Ionization Problems in the Upper Atmosphere
Extreme speeds are comprehensible because the altitude can be adjusted by the mission design to compensate, flying in lower-density regions of the atmosphere. Since drag scales with the general relationship of ρ v², and since we are talking about radically high velocities, the spacecraft would need to fly in extraordinary low density regions of the atmosphere. This will impact the assumptions about fluid mechanics firstly (lending more toward the Newtonian approximation, again), and also cause a different type of molecular composition. At higher altitudes, Hydrogen becomes more prevalent, and at high enough altitude, almost all molecules are ionized. This might wreck havoc on the assumption that the scattering angle follows from geometry as you might expect, and also might cause degradation of the lifting surfaces, even if it has tolerable temperatures.
This is a complex problem, and it will be specific to the particular numbers that come from a particular planet-to-planet scenario.
An odd option is that the charges mean that magnetic deflection might actually be usable as a means to generate lift.
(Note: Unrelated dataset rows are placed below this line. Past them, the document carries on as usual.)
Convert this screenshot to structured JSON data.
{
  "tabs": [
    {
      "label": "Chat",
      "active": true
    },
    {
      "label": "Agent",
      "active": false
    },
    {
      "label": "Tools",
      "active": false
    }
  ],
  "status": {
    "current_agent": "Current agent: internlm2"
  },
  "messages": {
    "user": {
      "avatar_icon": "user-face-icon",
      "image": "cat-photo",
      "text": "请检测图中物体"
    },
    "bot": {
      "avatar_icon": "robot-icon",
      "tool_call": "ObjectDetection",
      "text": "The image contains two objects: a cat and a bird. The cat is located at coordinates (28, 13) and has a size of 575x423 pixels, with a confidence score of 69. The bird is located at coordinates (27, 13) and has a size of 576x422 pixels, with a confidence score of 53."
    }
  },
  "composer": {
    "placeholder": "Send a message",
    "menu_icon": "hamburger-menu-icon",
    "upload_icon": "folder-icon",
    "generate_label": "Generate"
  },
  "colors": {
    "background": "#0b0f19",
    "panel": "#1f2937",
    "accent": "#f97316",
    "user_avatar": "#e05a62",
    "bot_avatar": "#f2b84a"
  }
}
Unlike similar ideas (for instance, station-keeping via accelerating charged particles over a voltage difference), this would work completely passively. As such, it could be much more effective than our intuition might predict. It’s still not clear if such a solution is necessary in the first place, but the effect of charged particles is a subject that needs to be taken seriously.
The Application’s Context
None of this would be relevant unless several other complementary infrastructure components also exist.
As argued above, a distinct departure first-stage might be necessary to make this idea viable. If you do that, the payoff could be enormous because the design only has the payload and its own aerodynamics to worry about, without additional bulky tanks and engines. Some engines would still be necessary, but not requiring a large mass-fraction.
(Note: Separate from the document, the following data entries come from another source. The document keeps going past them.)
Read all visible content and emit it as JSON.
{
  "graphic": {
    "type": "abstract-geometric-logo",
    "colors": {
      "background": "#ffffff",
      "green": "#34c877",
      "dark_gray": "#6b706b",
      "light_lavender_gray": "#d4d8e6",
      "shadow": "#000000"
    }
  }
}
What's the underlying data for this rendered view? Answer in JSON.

The equipment could also be largely foldable for manned interplanetary missions to help people cope with the months of transit time. As a reusable vehicle, relatively sophisticated facilities might be possible, including shielded quarters for solar storm events and rotating artificial gravity. The rotation of gravity wheels would need to be stopped and folded into the wing before the reaching the destination planet.
Some timing benefits might also be obtainable, since the control of altitude or several elliptical flybys could be used to add small amounts of additional time while the spacecraft circles the planet. The end of its trajectory would result in a departure to an apogee at the altitude of an orbital space station that it has a rendezvous with. Subsequently, this station would need to receive a regular planetary shuttle to and from the surface, stock a propellant depot, and service the departure stage specific to that planet’s gravity well.